Conformal nets from minimal W-algebras
Sebastiano Carpi, Tiziano Gaudio
TL;DR
The paper establishes that all unitary minimal $W$-algebras are strongly graded-local and hence define irreducible graded-local conformal nets, unifying constructions of Virasoro and $N=1,2,3,4$ super-Virasoro nets (up to free-fermion factors) and enabling the new $N=3$ and $N=4$ nets. It correlates strong graded locality with representation-theoretic properties, showing that strongly rational minimal $W$-algebras yield completely rational nets, while non-rational minimal $W$-algebras furnish non-completely rational nets via infinite families of irreducible representations. The representation theory for the resulting nets is developed across the Virasoro and various super-Virasoro cases, providing explicit unitary representations for $c$ in unitary ranges and demonstrating non-rationality outside those ranges. The results solidify the connection between VOA/W-algebra unitarity, graded-local nets, and complete rationality, and they deliver a suite of new conformal nets with precise representation-theoretic behavior, including the first rigorous constructions of $N=3$ and $N=4$ graded-local nets in this framework.
Abstract
We show the strong graded locality of all unitary minimal W-algebras, so that they give rise to irreducible graded-local conformal nets. Among these unitary vertex superalgebras, up to taking tensor products with free fermion vertex superalgebras, there are the unitary Virasoro vertex algebras (N=0) and the unitary N=1,2,3,4 super-Virasoro vertex superalgebras.
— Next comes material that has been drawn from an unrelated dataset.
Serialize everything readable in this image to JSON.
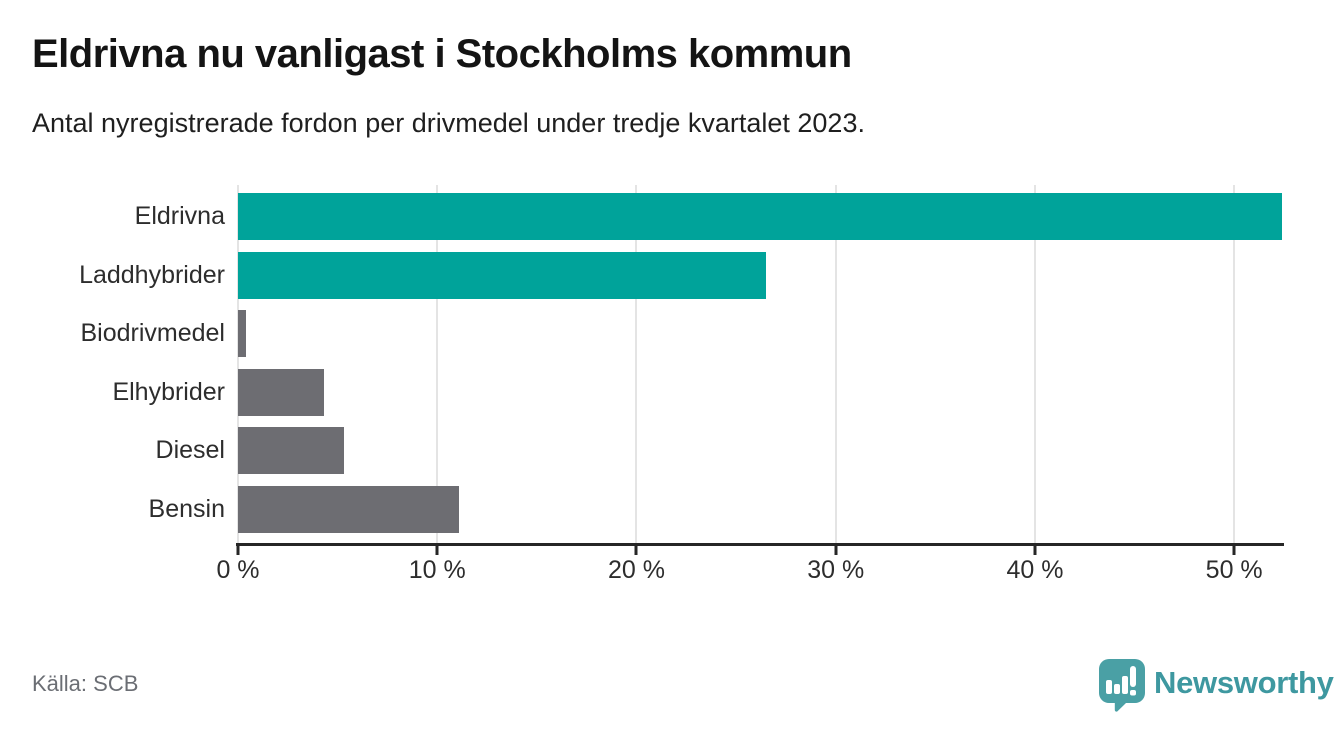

Accordingly, we have a uniform construction that gives, besides the already known N=0,1,2 super-Virasoro nets, also the new N=3,4 super-Virasoro nets. All strongly rational unitary minimal W-algebras give rise to previously known completely rational graded-local conformal nets and we conjecture that the converse is also true. We prove this conjecture for all unitary W-algebras corresponding to the N=0,1,2,3,4 super-Virasoro vertex superalgebras.